Traditionally, industrial design is associated with the improvement of goods and services through creative intervention. However, as the nature of production and consumption has changed in the face of growing social, economic, environmental challenges and technological development so has the role of the industrial designer.
This places an emphasis on the strategic competencies within the design process and requires a set of responsive and critical skills that complement the creative processes and materially informed skill sets that gave rise to the discipline.
As a pioneering course in the field, MA Industrial Design adapts to these changes continually expanding the disciplinary purview of industrial design.
On the course, you will question how, why and for whom particular goods and services are produced. You will utilise Industrial Design to catalyse change and leverage insight to inform new practices, your discipline and industry. You will question the impacts of design practice and the role and agency of the industrial designer engaging in a broad range of problem contexts. We draw on current thinking and practice in other discipline areas, including the physical sciences, social, psychology, policy design, behavioural science and environmental studies.
The course is concerned with the continued development of industrial design as a discipline and profession and will encourage you to question what industry is today. You will continually reappraise the discipline, question and develop its relevance through critical and socially responsive approaches. You will explore the application of industrial design in both market-led and societal contexts. This constant review of what industrial design is creates a culture independent of a particular style or dogma. Instead, it encourages diverse engagement, reflection, negotiation and prototyping of the discipline.
MA Industrial Design applies this intellectual development directly to design practice. It will teach you to take on strategic sustainably informed roles, identify and respond to trends, initiate design approaches and thrive in multidisciplinary teams. While the course honours the traditional legacy of the subject, we continue to reframe what industrial design is and means.
We are committed to developing ethical industrial design practices. To achieve this, we are working to embed UAL's Principles for Climate, Social and Racial Justice into the course.
AP(E)L – Accreditation of Prior (Experiential) Learning
Exceptionally applicants who do not meet these course entry requirements may still be considered. The course team will consider each application that demonstrates additional strengths and alternative evidence. This might, for example, be demonstrated by:
Each application will be considered on its own merit but cannot guarantee an offer in each case.
For fees and funding information, please see website
A typical graduate should have a thorough knowledge of contemporary product design and development, and be able to adopt a critical perspective on both their own work and that of their contemporaries. In addition, the emphasis on self-directed study should equip graduates with appropriate methods and strategies for successful project management both within teams and as individuals.
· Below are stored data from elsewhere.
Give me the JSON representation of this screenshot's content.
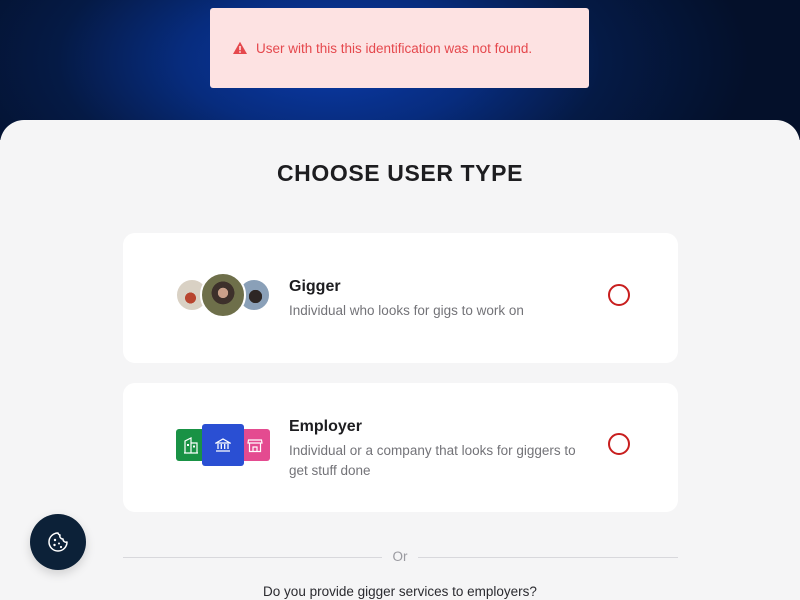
{
  "alert": {
    "message": "User with this this identification was not found.",
    "icon": "warning-icon",
    "color": "#e5484d"
  },
  "page": {
    "title": "CHOOSE USER TYPE"
  },
  "options": [
    {
      "title": "Gigger",
      "description": "Individual who looks for gigs to work on",
      "selected": false
    },
    {
      "title": "Employer",
      "description": "Individual or a company that looks for giggers to get stuff done",
      "selected": false
    }
  ],
  "divider": {
    "label": "Or"
  },
  "footer": {
    "question": "Do you provide gigger services to employers?"
  },
  "cookie_button": {
    "icon": "cookie-icon"
  },
  "colors": {
    "radio_accent": "#c81e1e",
    "hero_dark": "#04102a",
    "hero_blue": "#0b3aa8"
  }
}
The typical aspiration of graduates is to find work in the consulting field. Following significant shifts in this industry over the last 10-15 years, many graduates working in consultancy find themselves in roles that can be described as designer, design strategy, service innovation, forecasting, or management in addition to straightforward new product development.
The second largest area of graduate employment is through in-house design for manufacturing companies. Increasingly students establish their own studios and have moved to work in charitable organisations and the third sector. A number develop careers in commercial research and also progress to study at PhD. Graduates are now distinguished and respected designers and design managers in international companies.
Employers of recent MA Industrial Design graduates include: Plan UK, Projects by If, Mother, Catapult Satellite Industries UK, Itsu, Arup, Microsoft, Open Desk, Fitch, Tangerine, Seymour Powell, Nokia, LG, Samsung, Herman Miller, The Future Laboratory, Tangerine, Lenovo, BenQ, Acer.
Unit 1: Methodological and Critical Approaches to Design
This unit is made up of a series of projects which vary in length. These will introduce you to a variety of research methods and issues relevant to the discipline. These are implemented in the realisation of design work.
Unit 2: Collaborative practices for Common Good
The aims of this unit are to explore the potential of collaborative practice and to equip you with the ability to apply interdisciplinary approaches through collective agency. It supports you in building communities of practice across the College, drawing on interdisciplinary expertise and group working methods from a breadth of disciplines. The unit explores how relational and networked-based practices can create positive impact, based on a shared concern for a specific place, space or community of humans and non-humans, in order to create common and shared well-being (social, economic and environmental).
Unit 3: Positioning and Professional Practice
Unit 3 reviews professional design practice by engaging external agencies and expertise. You will reflect on this activity through design practice.
Unit 4: Self-Directed Design Research
This unit requires you to specify, manage, implement, and evaluate a self-directed design project informed by themes and issues identified in Unit 3.
Important note concerning academic progression through your course: If you are required to retake a unit you will need to cease further study on the course until you have passed the unit concerned. Once you have successfully passed this unit, you will be able to proceed onto the next unit. Retaking a unit might require you to take time out of study, which could affect other things such as student loans or the visa status for international students.